Bank nationalizing might be better for taxpayers
The Obama administration plan is designed to ensure banks are well-capitalized but kept out of state control. That's a noble desire, but taxpayers could end up with a raw deal.
(breakingviews.com) -- The U.S. is straining to avoid nationalizing its banks. That's the implication of its latest plans to recapitalize wobbly financial institutions. Following last week's panic over the possibility that both Bank of America and Citigroup might be nationalized, it's not surprising that shareholders are rejoicing. Taxpayers, though, may end up with a raw deal.
The Obama administration doesn't plan to inject common equity into the banks. Instead, it will buy "mandatory convertible preferred" shares in any bank that fails a stress test. These kick off this week. Previous capital injections, which were in the form of straightforward preferred shares, can also be exchanged into these new-fangled mandatory converts.
The idea is that this new class of capital will be converted into ordinary shares only if the bank needs it. The government may yet end up owning big chunks of the banks, but it is doing everything it can to put off the evil day.

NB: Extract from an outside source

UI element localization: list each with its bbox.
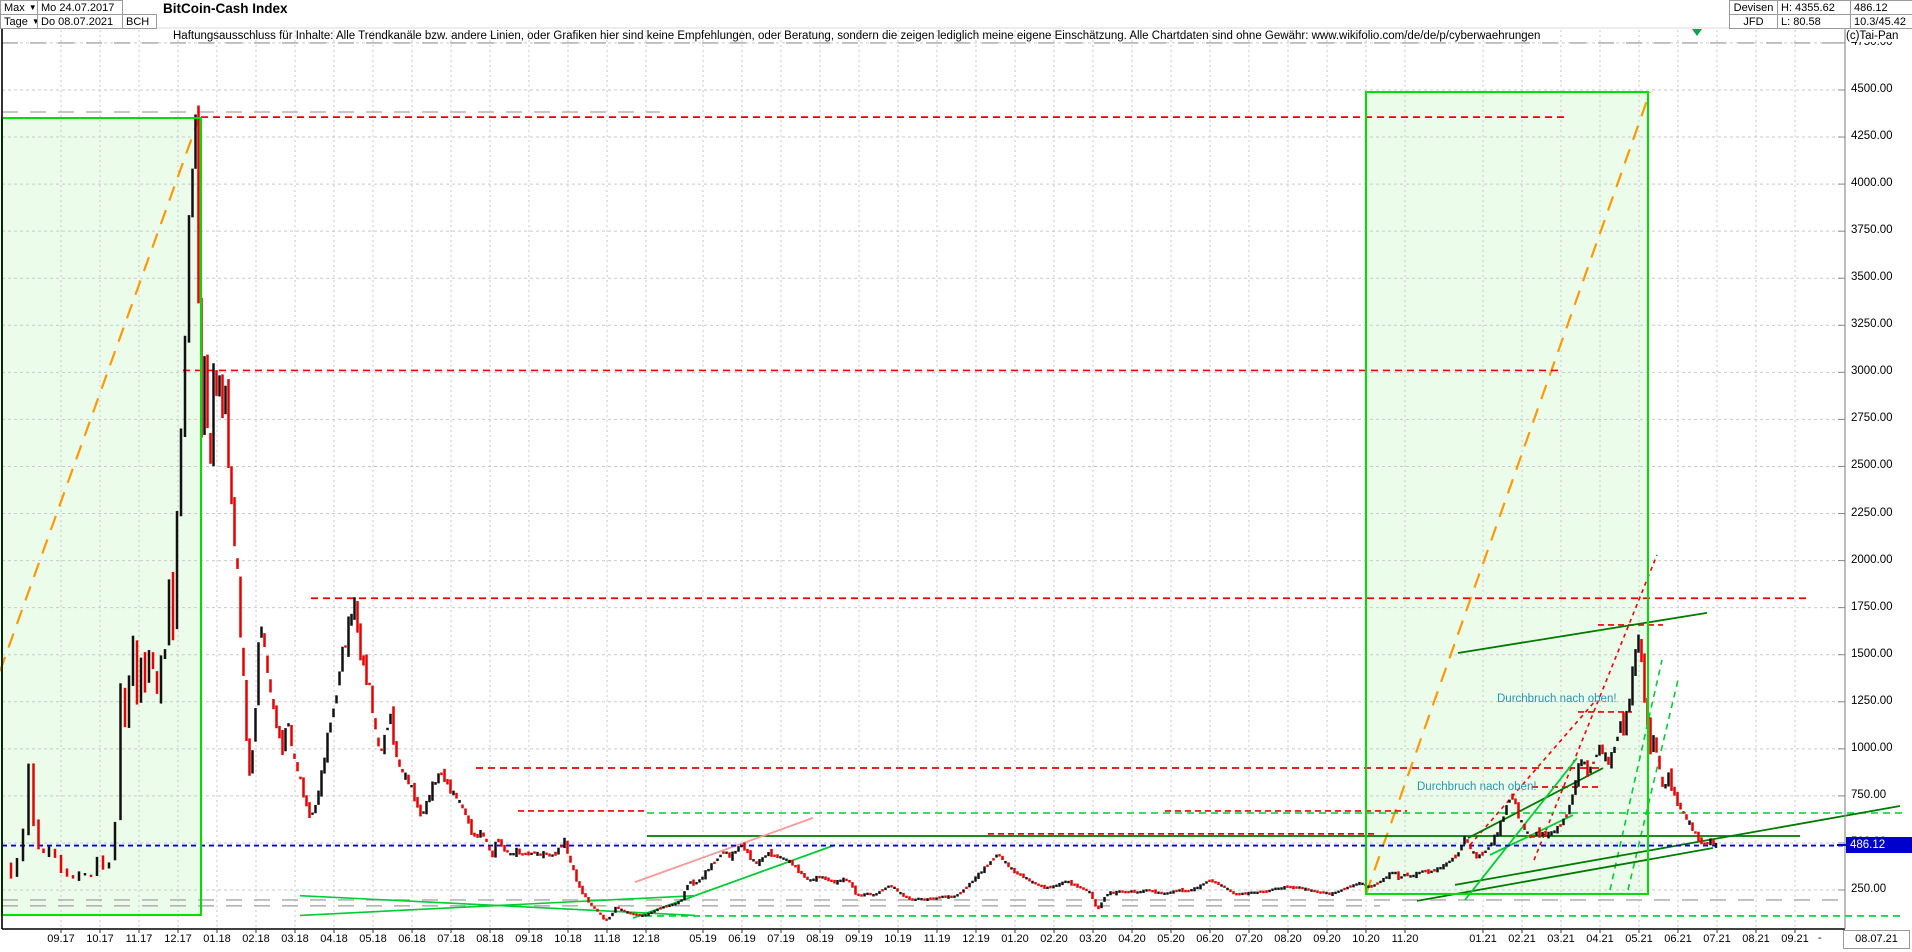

Given the dangers of political meddling, it is right that nationalization should be a policy of last, rather than first, resort.

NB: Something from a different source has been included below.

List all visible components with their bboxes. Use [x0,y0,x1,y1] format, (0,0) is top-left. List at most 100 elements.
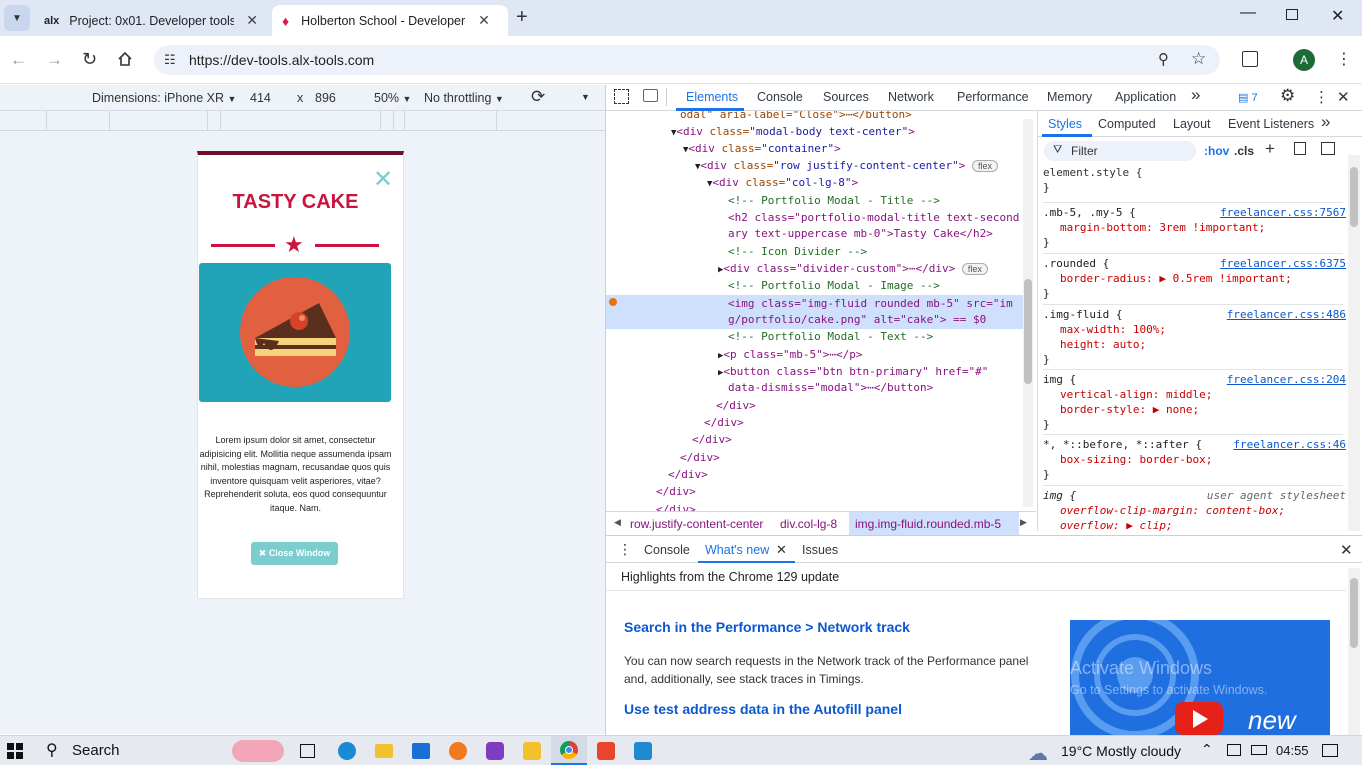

The mandatory aspect of the conversion might suggest that shareholders will get thwacked. But that seems unlikely -- at least if Tim Geithner is sticking to what he announced earlier in the month. The Treasury secretary said then that the price at which the new capital would convert into ordinary shares would be a modest discount to the share price on February 9.

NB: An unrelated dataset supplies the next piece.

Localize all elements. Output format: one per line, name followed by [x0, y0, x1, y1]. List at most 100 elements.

Citi's (C, Fortune 500) share price on that day was $3.95, while BofA's (BAC, Fortune 500) was $6.90. In both cases, that is roughly double where the stocks stood on Friday. A conversion of the government's $45 billion stakes in each bank at that price would still amount to a massive dilution for ordinary shareholders. The U.S. would end up with 68% of Citi and 51% of BofA. But if the banks' ordinary capital is wiped out, selling shares to taxpayers at twice Friday's price will seem a positive bargain.